We will use the half angle formula $\tan \frac{\alpha}{2} = \frac{1 – \cos \alpha}{\sin \alpha}$. For $\alpha = 30^{\circ}$ we have
$$\tan 15^{\circ} =\tan \frac{30^{\circ}}{2} = \frac{1 – \cos 30^{\circ}}{\sin 30 ^{\circ}}$$
$$\tan 15^{\circ} = 2 – \sqrt{3},$$
which is an irrational number.
Example 6. Prove that $\log_3 2$ is an irrational number.
Solution.
Suppose the opposite, that is, $\log_3 2 = \frac{\log 2}{\log 3}$ is a rational number. Then we have:
$$\log_ 3 2 = \frac{\log 2}{\log 3} = \frac{a}{b},$$
where $a, b \in \mathbb{N}$ are relatively prime numbers.
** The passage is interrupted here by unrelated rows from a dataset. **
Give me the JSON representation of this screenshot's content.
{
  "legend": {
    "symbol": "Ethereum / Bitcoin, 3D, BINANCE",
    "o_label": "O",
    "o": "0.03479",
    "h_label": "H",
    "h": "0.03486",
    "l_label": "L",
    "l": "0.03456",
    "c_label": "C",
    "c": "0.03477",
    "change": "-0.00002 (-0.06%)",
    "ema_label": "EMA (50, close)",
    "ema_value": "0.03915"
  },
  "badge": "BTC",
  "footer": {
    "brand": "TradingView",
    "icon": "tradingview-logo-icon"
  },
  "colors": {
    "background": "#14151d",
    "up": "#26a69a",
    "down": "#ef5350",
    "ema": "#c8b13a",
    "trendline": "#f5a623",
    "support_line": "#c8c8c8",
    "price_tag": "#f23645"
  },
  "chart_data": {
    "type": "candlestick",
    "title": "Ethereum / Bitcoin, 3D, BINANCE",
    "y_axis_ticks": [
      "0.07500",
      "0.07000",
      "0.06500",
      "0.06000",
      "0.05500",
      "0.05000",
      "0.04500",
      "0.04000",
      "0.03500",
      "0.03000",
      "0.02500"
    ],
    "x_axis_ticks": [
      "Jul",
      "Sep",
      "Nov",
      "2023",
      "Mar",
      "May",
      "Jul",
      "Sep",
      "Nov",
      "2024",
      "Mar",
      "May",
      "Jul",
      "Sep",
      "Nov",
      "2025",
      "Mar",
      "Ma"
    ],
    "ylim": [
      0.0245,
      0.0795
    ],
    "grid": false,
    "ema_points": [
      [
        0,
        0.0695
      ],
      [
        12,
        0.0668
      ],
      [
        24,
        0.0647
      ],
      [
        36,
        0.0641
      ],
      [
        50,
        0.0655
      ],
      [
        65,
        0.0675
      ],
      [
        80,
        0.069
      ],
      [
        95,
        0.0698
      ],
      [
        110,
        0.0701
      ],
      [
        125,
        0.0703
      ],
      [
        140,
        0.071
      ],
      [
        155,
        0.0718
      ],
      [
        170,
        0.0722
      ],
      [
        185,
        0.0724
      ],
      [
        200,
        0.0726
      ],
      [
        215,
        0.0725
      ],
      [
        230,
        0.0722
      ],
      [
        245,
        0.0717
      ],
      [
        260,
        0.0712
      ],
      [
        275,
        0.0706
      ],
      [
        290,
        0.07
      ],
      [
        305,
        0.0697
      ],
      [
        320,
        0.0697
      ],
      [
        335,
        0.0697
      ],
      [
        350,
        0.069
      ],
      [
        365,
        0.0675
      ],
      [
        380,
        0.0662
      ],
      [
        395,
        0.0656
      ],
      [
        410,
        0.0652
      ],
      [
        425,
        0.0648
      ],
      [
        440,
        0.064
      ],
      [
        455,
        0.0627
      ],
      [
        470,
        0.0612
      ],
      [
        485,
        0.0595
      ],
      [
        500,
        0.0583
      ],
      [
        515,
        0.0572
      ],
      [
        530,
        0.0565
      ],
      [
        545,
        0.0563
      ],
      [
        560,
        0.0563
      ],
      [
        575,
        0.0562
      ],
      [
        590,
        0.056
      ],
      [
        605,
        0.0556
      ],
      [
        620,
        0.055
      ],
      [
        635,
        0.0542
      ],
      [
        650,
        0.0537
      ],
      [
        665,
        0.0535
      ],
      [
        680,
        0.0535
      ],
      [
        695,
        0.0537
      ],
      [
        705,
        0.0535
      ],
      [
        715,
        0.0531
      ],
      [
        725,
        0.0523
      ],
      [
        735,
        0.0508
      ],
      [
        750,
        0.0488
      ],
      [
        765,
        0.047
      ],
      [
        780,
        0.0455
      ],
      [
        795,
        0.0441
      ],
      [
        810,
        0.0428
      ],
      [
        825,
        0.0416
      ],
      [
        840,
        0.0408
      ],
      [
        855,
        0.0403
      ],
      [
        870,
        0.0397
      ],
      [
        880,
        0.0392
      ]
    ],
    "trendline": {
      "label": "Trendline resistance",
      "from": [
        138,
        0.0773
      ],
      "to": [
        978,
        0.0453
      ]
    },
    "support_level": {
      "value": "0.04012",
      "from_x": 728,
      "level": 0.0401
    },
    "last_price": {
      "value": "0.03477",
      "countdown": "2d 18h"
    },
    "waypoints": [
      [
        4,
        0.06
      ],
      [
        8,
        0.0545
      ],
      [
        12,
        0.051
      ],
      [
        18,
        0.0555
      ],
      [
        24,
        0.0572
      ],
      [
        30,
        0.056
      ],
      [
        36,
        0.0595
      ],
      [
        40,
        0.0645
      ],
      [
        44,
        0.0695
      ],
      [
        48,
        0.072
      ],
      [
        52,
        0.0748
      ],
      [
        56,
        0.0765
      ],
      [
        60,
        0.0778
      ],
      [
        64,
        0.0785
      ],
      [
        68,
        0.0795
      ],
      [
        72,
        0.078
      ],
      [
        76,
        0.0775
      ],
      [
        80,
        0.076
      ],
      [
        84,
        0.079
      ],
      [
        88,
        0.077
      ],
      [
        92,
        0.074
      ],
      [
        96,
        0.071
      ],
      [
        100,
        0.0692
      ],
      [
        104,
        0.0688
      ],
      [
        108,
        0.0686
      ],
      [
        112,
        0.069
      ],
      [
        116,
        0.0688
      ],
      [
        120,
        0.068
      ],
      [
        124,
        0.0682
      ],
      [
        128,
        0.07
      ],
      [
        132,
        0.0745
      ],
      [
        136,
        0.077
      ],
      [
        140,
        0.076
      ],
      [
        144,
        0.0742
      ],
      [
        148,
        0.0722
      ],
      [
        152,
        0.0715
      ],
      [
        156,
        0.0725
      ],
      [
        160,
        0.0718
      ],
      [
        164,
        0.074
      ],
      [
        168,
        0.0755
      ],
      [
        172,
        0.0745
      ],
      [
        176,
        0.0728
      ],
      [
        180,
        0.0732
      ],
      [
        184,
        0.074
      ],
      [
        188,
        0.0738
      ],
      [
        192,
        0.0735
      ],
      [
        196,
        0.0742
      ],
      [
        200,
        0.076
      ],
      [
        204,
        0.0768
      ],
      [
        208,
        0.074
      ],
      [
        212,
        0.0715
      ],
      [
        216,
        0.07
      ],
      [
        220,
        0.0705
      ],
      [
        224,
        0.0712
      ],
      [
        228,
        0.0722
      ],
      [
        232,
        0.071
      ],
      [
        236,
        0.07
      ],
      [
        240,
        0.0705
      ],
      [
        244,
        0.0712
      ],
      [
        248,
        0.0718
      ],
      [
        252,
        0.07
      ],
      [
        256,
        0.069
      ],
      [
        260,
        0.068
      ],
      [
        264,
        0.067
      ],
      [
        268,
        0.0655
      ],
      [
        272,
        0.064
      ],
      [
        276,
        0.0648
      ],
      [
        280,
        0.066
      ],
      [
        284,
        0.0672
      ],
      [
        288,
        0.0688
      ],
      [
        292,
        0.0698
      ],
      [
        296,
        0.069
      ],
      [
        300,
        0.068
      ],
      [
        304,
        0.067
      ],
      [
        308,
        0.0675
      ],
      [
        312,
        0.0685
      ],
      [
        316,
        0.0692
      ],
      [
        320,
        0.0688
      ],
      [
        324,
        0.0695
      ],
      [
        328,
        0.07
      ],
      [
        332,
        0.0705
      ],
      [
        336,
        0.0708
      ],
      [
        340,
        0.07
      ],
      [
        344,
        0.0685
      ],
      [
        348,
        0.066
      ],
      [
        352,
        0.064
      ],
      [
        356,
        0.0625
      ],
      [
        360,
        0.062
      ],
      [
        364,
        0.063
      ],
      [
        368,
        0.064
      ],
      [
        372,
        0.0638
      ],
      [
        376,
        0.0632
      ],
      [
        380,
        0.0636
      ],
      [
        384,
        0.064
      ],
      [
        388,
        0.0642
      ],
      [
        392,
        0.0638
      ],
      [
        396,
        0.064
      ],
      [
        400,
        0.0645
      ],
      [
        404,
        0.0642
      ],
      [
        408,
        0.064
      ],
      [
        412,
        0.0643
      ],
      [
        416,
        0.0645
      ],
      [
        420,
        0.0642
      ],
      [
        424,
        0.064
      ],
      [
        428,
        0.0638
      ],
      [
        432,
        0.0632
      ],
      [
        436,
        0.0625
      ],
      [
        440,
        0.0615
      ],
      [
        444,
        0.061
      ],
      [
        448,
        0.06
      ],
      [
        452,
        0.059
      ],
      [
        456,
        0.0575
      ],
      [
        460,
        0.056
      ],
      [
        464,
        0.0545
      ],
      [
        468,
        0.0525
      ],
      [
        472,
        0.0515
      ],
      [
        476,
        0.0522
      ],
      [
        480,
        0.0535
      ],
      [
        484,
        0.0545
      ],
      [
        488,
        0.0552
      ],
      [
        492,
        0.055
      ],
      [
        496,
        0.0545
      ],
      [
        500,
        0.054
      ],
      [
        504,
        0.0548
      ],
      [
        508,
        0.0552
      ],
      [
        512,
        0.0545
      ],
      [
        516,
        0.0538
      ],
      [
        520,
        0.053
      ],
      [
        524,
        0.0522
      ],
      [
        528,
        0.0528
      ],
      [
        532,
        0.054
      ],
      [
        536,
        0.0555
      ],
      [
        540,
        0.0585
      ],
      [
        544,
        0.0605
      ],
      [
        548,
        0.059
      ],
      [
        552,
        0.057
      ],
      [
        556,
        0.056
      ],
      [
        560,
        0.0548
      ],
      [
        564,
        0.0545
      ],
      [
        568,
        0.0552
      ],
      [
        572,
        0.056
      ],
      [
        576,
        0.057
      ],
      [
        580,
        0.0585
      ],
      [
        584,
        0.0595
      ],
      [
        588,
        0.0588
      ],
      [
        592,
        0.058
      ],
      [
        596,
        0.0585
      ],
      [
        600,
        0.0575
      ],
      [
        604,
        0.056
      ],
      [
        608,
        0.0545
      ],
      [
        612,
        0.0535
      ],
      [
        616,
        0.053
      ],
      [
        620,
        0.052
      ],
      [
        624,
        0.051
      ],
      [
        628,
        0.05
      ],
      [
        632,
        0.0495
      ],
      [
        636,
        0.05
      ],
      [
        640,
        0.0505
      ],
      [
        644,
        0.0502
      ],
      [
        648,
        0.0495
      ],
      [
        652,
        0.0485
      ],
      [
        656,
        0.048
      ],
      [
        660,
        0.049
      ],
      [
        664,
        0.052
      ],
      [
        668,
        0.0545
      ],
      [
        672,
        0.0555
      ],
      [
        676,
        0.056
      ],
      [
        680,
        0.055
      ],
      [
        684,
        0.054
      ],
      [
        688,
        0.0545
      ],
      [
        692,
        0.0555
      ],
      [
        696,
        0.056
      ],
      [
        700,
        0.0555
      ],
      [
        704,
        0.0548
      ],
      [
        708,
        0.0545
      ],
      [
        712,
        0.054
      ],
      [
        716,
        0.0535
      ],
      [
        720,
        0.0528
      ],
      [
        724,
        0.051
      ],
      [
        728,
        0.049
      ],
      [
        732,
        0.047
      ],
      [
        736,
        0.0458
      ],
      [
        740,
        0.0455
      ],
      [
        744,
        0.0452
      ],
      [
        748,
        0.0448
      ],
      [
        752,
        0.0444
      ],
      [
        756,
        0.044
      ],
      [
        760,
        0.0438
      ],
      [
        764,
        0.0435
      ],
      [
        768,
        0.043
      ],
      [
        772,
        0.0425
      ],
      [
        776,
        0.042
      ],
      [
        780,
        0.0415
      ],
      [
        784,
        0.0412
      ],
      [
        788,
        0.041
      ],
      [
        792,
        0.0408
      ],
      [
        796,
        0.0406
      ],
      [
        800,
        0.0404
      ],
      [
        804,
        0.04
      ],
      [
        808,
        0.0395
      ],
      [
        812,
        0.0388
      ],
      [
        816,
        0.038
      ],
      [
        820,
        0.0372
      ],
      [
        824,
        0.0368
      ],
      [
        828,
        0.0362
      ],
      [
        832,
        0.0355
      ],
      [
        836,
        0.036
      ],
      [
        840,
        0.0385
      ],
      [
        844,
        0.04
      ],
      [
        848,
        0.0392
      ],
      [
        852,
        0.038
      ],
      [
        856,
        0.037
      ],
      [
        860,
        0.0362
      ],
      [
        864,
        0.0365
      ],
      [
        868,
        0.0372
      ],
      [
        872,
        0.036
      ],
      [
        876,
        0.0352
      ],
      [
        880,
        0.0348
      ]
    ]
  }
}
Now we have
$$b \cdot \log 2 = a \cdot \log 3$$
$$\log 2^b = \log 3^m$$
$$2^b = 3^a$$
Since on the left side of the equal sign is an even number, and on the right side is odd number, we have reached a contradiction, so $\log_3 2$ is an irrational number.
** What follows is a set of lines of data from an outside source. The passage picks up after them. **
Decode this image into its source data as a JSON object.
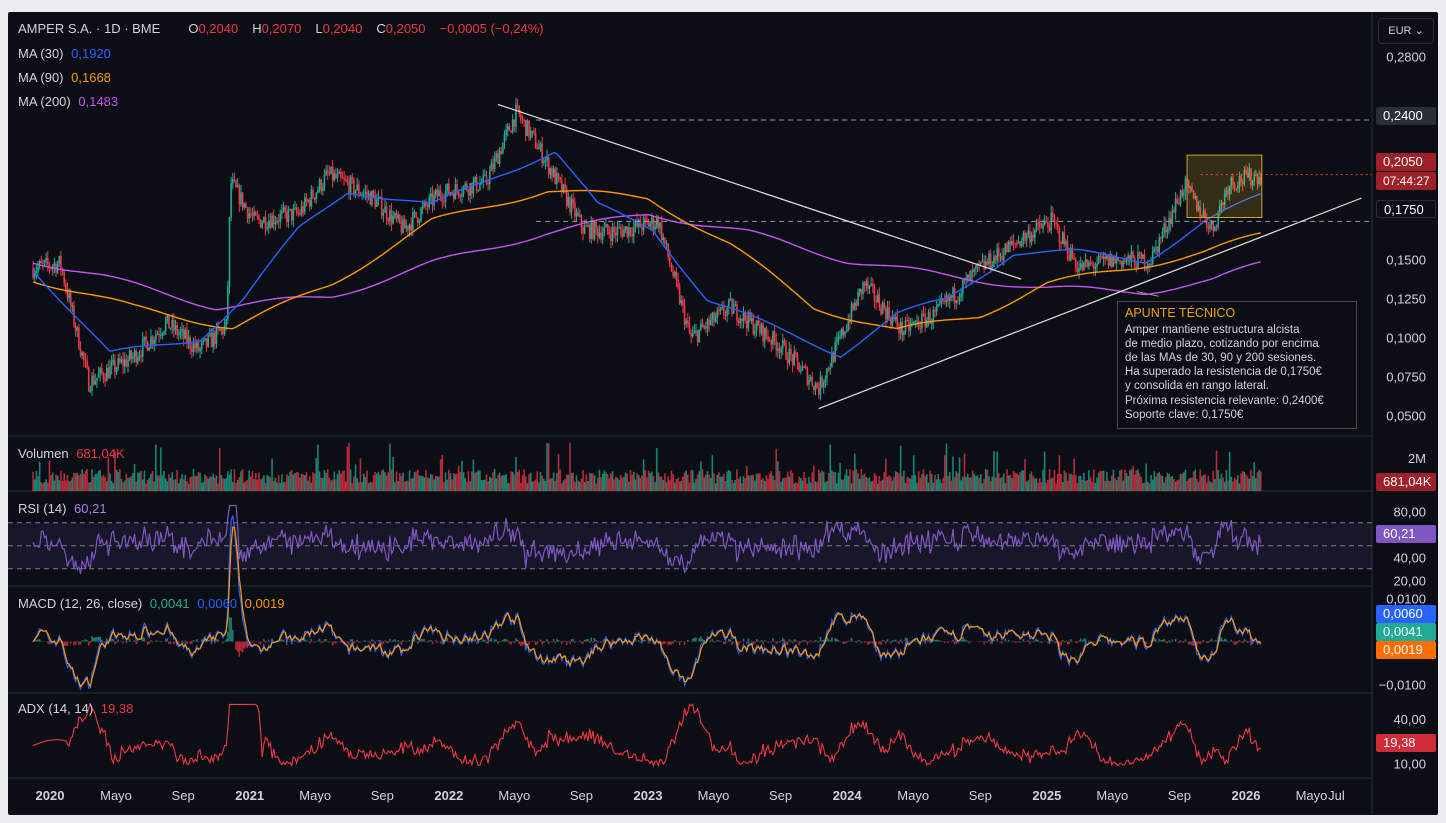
{
  "header": {
    "symbol": "AMPER S.A. · 1D · BME",
    "o_label": "O",
    "o_value": "0,2040",
    "h_label": "H",
    "h_value": "0,2070",
    "l_label": "L",
    "l_value": "0,2040",
    "c_label": "C",
    "c_value": "0,2050",
    "change": "−0,0005 (−0,24%)"
  },
  "currency": "EUR",
  "indicators": {
    "ma30": {
      "label": "MA (30)",
      "value": "0,1920",
      "color": "#2962ff"
    },
    "ma90": {
      "label": "MA (90)",
      "value": "0,1668",
      "color": "#ff9800"
    },
    "ma200": {
      "label": "MA (200)",
      "value": "0,1483",
      "color": "#c653f0"
    },
    "volume": {
      "label": "Volumen",
      "value": "681,04K"
    },
    "rsi": {
      "label": "RSI (14)",
      "value": "60,21"
    },
    "macd": {
      "label": "MACD (12, 26, close)",
      "hist": "0,0041",
      "macd": "0,0060",
      "signal": "0,0019"
    },
    "adx": {
      "label": "ADX (14, 14)",
      "value": "19,38"
    }
  },
  "tags": {
    "resistance": "0,2400",
    "price": "0,2050",
    "countdown": "07:44:27",
    "support": "0,1750",
    "volume": "681,04K",
    "rsi": "60,21",
    "macd": "0,0060",
    "hist": "0,0041",
    "signal": "0,0019",
    "adx": "19,38"
  },
  "note": {
    "title": "APUNTE TÉCNICO",
    "lines": [
      "Amper mantiene estructura alcista",
      "de medio plazo, cotizando por encima",
      "de las MAs de 30, 90 y 200 sesiones.",
      "Ha superado la resistencia de 0,1750€",
      "y consolida en rango lateral.",
      "Próxima resistencia relevante: 0,2400€",
      "Soporte clave: 0,1750€"
    ]
  },
  "colors": {
    "up": "#22ab94",
    "down": "#f23645",
    "background": "#0b0e14",
    "grid": "#1c2030",
    "text": "#d1d4dc"
  },
  "chart_data": {
    "type": "candlestick",
    "x_ticks": [
      "2020",
      "Mayo",
      "Sep",
      "2021",
      "Mayo",
      "Sep",
      "2022",
      "Mayo",
      "Sep",
      "2023",
      "Mayo",
      "Sep",
      "2024",
      "Mayo",
      "Sep",
      "2025",
      "Mayo",
      "Sep",
      "2026",
      "Mayo",
      "Jul"
    ],
    "price_axis": {
      "ticks": [
        "0,2800",
        "0,2400",
        "0,2050",
        "0,1750",
        "0,1500",
        "0,1250",
        "0,1000",
        "0,0750",
        "0,0500"
      ],
      "range": [
        0.04,
        0.29
      ]
    },
    "volume_axis": {
      "ticks": [
        "2M"
      ]
    },
    "rsi_axis": {
      "ticks": [
        "80,00",
        "40,00",
        "20,00"
      ],
      "bands": [
        30,
        50,
        70
      ],
      "range": [
        15,
        95
      ]
    },
    "macd_axis": {
      "ticks": [
        "0,0100",
        "0,0000",
        "−0,0100"
      ],
      "range": [
        -0.012,
        0.012
      ]
    },
    "adx_axis": {
      "ticks": [
        "40,00",
        "10,00"
      ],
      "range": [
        0,
        55
      ]
    },
    "price_path_anchors": [
      {
        "x": "2019-12-01",
        "y": 0.145
      },
      {
        "x": "2020-01-20",
        "y": 0.148
      },
      {
        "x": "2020-03-12",
        "y": 0.072
      },
      {
        "x": "2020-06-01",
        "y": 0.088
      },
      {
        "x": "2020-08-01",
        "y": 0.11
      },
      {
        "x": "2020-10-01",
        "y": 0.092
      },
      {
        "x": "2020-11-20",
        "y": 0.108
      },
      {
        "x": "2020-11-27",
        "y": 0.2
      },
      {
        "x": "2021-01-10",
        "y": 0.175
      },
      {
        "x": "2021-04-01",
        "y": 0.18
      },
      {
        "x": "2021-05-25",
        "y": 0.205
      },
      {
        "x": "2021-08-15",
        "y": 0.19
      },
      {
        "x": "2021-10-10",
        "y": 0.17
      },
      {
        "x": "2021-12-15",
        "y": 0.193
      },
      {
        "x": "2022-03-10",
        "y": 0.2
      },
      {
        "x": "2022-05-05",
        "y": 0.245
      },
      {
        "x": "2022-06-10",
        "y": 0.225
      },
      {
        "x": "2022-09-05",
        "y": 0.17
      },
      {
        "x": "2022-11-01",
        "y": 0.168
      },
      {
        "x": "2023-01-20",
        "y": 0.175
      },
      {
        "x": "2023-03-20",
        "y": 0.1
      },
      {
        "x": "2023-06-01",
        "y": 0.12
      },
      {
        "x": "2023-09-01",
        "y": 0.095
      },
      {
        "x": "2023-11-10",
        "y": 0.068
      },
      {
        "x": "2024-01-01",
        "y": 0.11
      },
      {
        "x": "2024-02-01",
        "y": 0.135
      },
      {
        "x": "2024-04-10",
        "y": 0.105
      },
      {
        "x": "2024-06-10",
        "y": 0.115
      },
      {
        "x": "2024-09-01",
        "y": 0.145
      },
      {
        "x": "2024-11-20",
        "y": 0.165
      },
      {
        "x": "2025-01-10",
        "y": 0.175
      },
      {
        "x": "2025-03-01",
        "y": 0.145
      },
      {
        "x": "2025-05-01",
        "y": 0.15
      },
      {
        "x": "2025-07-10",
        "y": 0.15
      },
      {
        "x": "2025-09-10",
        "y": 0.198
      },
      {
        "x": "2025-11-01",
        "y": 0.17
      },
      {
        "x": "2025-12-01",
        "y": 0.2
      },
      {
        "x": "2026-01-30",
        "y": 0.205
      }
    ],
    "ma30_anchors": [
      {
        "x": "2019-12-01",
        "y": 0.145
      },
      {
        "x": "2020-04-20",
        "y": 0.09
      },
      {
        "x": "2020-10-01",
        "y": 0.1
      },
      {
        "x": "2020-12-20",
        "y": 0.125
      },
      {
        "x": "2021-04-01",
        "y": 0.17
      },
      {
        "x": "2021-07-01",
        "y": 0.195
      },
      {
        "x": "2021-12-01",
        "y": 0.185
      },
      {
        "x": "2022-04-01",
        "y": 0.205
      },
      {
        "x": "2022-07-15",
        "y": 0.22
      },
      {
        "x": "2022-10-01",
        "y": 0.185
      },
      {
        "x": "2023-01-10",
        "y": 0.17
      },
      {
        "x": "2023-04-20",
        "y": 0.125
      },
      {
        "x": "2023-09-01",
        "y": 0.105
      },
      {
        "x": "2023-12-20",
        "y": 0.09
      },
      {
        "x": "2024-04-01",
        "y": 0.115
      },
      {
        "x": "2024-07-01",
        "y": 0.125
      },
      {
        "x": "2024-11-01",
        "y": 0.155
      },
      {
        "x": "2025-03-01",
        "y": 0.155
      },
      {
        "x": "2025-07-01",
        "y": 0.15
      },
      {
        "x": "2025-10-20",
        "y": 0.175
      },
      {
        "x": "2026-01-30",
        "y": 0.192
      }
    ],
    "ma90_anchors": [
      {
        "x": "2019-12-01",
        "y": 0.138
      },
      {
        "x": "2020-06-01",
        "y": 0.12
      },
      {
        "x": "2020-12-01",
        "y": 0.107
      },
      {
        "x": "2021-06-01",
        "y": 0.135
      },
      {
        "x": "2021-12-01",
        "y": 0.175
      },
      {
        "x": "2022-07-01",
        "y": 0.195
      },
      {
        "x": "2023-01-01",
        "y": 0.19
      },
      {
        "x": "2023-06-01",
        "y": 0.16
      },
      {
        "x": "2023-11-01",
        "y": 0.12
      },
      {
        "x": "2024-04-01",
        "y": 0.105
      },
      {
        "x": "2024-09-01",
        "y": 0.115
      },
      {
        "x": "2025-01-01",
        "y": 0.135
      },
      {
        "x": "2025-06-01",
        "y": 0.145
      },
      {
        "x": "2025-10-15",
        "y": 0.155
      },
      {
        "x": "2026-01-30",
        "y": 0.1668
      }
    ],
    "ma200_anchors": [
      {
        "x": "2019-12-01",
        "y": 0.15
      },
      {
        "x": "2020-04-01",
        "y": 0.14
      },
      {
        "x": "2020-11-01",
        "y": 0.12
      },
      {
        "x": "2021-06-01",
        "y": 0.127
      },
      {
        "x": "2021-12-01",
        "y": 0.148
      },
      {
        "x": "2022-07-01",
        "y": 0.168
      },
      {
        "x": "2023-01-01",
        "y": 0.18
      },
      {
        "x": "2023-07-01",
        "y": 0.168
      },
      {
        "x": "2024-01-01",
        "y": 0.15
      },
      {
        "x": "2024-07-01",
        "y": 0.14
      },
      {
        "x": "2025-01-01",
        "y": 0.132
      },
      {
        "x": "2025-07-01",
        "y": 0.13
      },
      {
        "x": "2025-11-01",
        "y": 0.137
      },
      {
        "x": "2026-01-30",
        "y": 0.1483
      }
    ],
    "trendlines": [
      {
        "name": "descending-resistance",
        "from": {
          "x": "2022-04-01",
          "y": 0.25
        },
        "to": {
          "x": "2024-11-15",
          "y": 0.138
        }
      },
      {
        "name": "ascending-support",
        "from": {
          "x": "2023-11-10",
          "y": 0.055
        },
        "to": {
          "x": "2026-08-01",
          "y": 0.19
        }
      }
    ],
    "levels": [
      0.24,
      0.175
    ],
    "consolidation_box": {
      "x1": "2025-09-15",
      "x2": "2026-01-30",
      "y1": 0.2175,
      "y2": 0.1775
    }
  }
}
Example 7. Prove that the following number is rational:
$$\sqrt[3]{2 + \sqrt{5}} + \sqrt[3]{2 – \sqrt{5}}.$$
Solution.
Let $a = \sqrt[3]{2 + \sqrt{5}} + \sqrt[3]{2 – \sqrt{5}}$. The third power of a number $a$ is equal to:
$$a^3 = 2 + \sqrt{5} + 3 \cdot \sqrt[3]{(2 + \sqrt{5})^2 \cdot(2 + \sqrt{5})} + 3 \cdot \sqrt[3]{(2 + \sqrt{5}) \cdot (2 + \sqrt{5})^2} + 2 – \sqrt{5}$$
$$a^3 = 4 – 3 \cdot \left ( \sqrt[3]{2 + \sqrt{5}} + \sqrt[3]{2 – \sqrt{5}} \right).$$
Since $a = \sqrt[3]{2 + \sqrt{5}} + \sqrt[3]{2 – \sqrt{5}}$, we have the following:
$$a^3 = 4 – 3a$$
$$a^3 + 3a – 4 = 0.$$
Now we use the rational root theorem: If a rational number $\frac{p}{q}$ is a root of the polynomial equation $a_nx^n + a_{n-1}x^{n-1} + \cdots + a_1 x + a_0, a_n \neq 0$ with the integer coefficients, then $p$ divides $a_0$ and $q$ divides the leading coefficient $a_n$.
Referring to the rational root theorem, possible candidates for numbers $\frac{p}{q}$, in our equation, are:
$$\pm 1, \pm 2, \pm 4.$$
By directly substituting these $6$ numbers into the equation, we obtain that one of the solutions is number $1$. The remaining two solutions we obtain by dividing the polynomial $a^3 + 3a – 4$ by $a -1$ and we find zeroes of the obtained quadratic polynomial $a^2 + a +4$. Since $a$ is a positive number, it follows that $a$ is not the solution to the equation $a^2 + a +4 =0$. Therefore, the only possible solution is $a =1$, so $a$ is a rational number, that is, $\sqrt[3]{2 + \sqrt{5}} + \sqrt[3]{2 – \sqrt{5}}$ is a rational number.